Evolution of the seed proteome in WT and ga1 mutant seeds incubated for up to 3 d in water and in WT seeds incubated for up to 3 d in PAC. An equal amount (200 μg) of total protein extracts was loaded in each gel. The figure shows representative experiments carried out at least five times. A, Silver-stained two-dimensional gel of total proteins from dry mature WT seeds. B, Silver-stained two-dimensional gel of total proteins from WT seeds incubated in water for 3 d corresponding to seedling establishment. C, Silver-stained two-dimensional gel of total proteins from ga1 mutant seeds incubated for 3 d in water. D, Silver-stained two-dimensional gel of total proteins from WT seeds incubated in 100 μm PAC for 3 d.
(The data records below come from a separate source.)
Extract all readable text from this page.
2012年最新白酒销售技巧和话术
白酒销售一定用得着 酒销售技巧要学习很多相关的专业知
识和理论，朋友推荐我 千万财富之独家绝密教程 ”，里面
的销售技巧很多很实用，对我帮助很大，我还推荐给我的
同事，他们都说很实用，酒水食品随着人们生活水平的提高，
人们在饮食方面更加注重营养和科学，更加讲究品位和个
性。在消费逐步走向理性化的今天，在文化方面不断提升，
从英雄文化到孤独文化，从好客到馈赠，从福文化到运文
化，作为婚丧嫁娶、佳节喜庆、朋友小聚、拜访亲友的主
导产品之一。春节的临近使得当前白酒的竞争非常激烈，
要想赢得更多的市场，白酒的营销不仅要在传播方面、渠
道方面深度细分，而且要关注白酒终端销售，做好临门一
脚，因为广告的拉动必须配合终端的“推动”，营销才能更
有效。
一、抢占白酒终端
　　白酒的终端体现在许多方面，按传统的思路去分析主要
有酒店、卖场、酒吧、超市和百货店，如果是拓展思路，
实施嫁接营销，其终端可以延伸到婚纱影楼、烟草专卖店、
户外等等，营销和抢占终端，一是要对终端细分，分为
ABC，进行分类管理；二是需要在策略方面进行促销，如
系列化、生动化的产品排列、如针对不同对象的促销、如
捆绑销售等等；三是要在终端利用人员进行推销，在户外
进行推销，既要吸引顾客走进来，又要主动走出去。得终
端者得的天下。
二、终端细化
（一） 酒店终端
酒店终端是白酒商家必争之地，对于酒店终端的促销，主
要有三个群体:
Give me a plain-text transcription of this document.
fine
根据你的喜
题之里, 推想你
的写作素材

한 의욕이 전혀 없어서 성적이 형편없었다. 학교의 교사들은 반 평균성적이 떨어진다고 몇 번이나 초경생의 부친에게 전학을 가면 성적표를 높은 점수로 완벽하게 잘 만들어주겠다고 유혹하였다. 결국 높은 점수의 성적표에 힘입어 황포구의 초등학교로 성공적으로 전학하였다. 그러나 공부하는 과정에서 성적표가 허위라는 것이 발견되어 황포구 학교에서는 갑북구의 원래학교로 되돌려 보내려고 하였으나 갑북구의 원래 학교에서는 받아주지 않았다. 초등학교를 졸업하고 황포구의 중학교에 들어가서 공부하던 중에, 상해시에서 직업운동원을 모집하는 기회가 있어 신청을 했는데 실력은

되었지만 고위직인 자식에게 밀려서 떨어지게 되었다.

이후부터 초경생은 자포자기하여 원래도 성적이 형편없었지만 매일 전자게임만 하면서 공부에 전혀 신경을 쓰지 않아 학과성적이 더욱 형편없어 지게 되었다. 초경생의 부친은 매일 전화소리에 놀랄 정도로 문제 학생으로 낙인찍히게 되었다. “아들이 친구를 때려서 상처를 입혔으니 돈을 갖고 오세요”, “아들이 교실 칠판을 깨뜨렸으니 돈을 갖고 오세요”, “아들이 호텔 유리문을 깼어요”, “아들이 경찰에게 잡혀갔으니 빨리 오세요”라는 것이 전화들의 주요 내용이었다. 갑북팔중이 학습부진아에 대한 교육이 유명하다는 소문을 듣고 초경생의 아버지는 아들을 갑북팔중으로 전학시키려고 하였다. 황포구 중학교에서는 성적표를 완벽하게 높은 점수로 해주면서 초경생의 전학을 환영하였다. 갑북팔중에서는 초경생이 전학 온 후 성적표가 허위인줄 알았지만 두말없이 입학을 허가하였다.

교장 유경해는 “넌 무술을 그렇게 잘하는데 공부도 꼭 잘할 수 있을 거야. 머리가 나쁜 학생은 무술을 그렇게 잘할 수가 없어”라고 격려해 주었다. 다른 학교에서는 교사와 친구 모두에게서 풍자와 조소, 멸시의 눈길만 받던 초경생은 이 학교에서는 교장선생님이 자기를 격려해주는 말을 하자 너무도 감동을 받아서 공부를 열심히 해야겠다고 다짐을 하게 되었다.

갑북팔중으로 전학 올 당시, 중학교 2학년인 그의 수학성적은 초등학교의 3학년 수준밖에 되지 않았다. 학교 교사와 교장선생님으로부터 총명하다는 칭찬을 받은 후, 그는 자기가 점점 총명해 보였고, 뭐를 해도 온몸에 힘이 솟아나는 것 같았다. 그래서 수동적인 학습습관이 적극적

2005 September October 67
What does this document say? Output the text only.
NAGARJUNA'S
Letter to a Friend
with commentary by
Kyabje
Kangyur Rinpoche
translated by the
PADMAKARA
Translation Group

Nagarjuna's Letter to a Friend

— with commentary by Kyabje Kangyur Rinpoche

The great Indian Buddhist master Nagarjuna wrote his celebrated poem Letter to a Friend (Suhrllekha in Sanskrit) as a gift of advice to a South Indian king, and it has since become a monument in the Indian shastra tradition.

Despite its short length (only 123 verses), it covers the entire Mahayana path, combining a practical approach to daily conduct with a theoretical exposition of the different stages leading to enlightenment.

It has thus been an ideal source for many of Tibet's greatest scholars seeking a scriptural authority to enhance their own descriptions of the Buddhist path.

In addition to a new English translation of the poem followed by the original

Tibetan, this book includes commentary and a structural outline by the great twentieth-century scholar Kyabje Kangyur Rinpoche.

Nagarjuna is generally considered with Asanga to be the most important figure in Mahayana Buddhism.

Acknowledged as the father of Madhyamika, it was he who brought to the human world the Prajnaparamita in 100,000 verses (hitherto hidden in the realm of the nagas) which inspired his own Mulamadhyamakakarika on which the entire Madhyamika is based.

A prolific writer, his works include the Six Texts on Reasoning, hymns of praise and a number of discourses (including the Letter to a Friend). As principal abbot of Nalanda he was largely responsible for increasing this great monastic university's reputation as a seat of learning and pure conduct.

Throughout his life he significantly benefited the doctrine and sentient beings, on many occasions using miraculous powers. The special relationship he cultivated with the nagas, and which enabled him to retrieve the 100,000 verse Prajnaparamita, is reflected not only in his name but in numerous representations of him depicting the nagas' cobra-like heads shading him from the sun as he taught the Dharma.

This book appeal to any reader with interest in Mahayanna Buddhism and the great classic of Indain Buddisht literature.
The figure shows that the proteome of the ga1 mutant seeds incubated for 3 d in water (C) and that of the WT seeds incubated for 3 d in PAC (D) did not exhibit the characteristic changes observed with the WT seeds incubated in water (B). Note in particular the massive loss of low-M_r proteins in the 5.9 to 8.7 pI range observed during the 3 d of imbibition in water of the WT seeds (compare A and B), but not with the ga1 mutant seeds (C) and the WT seeds incubated in PAC (D).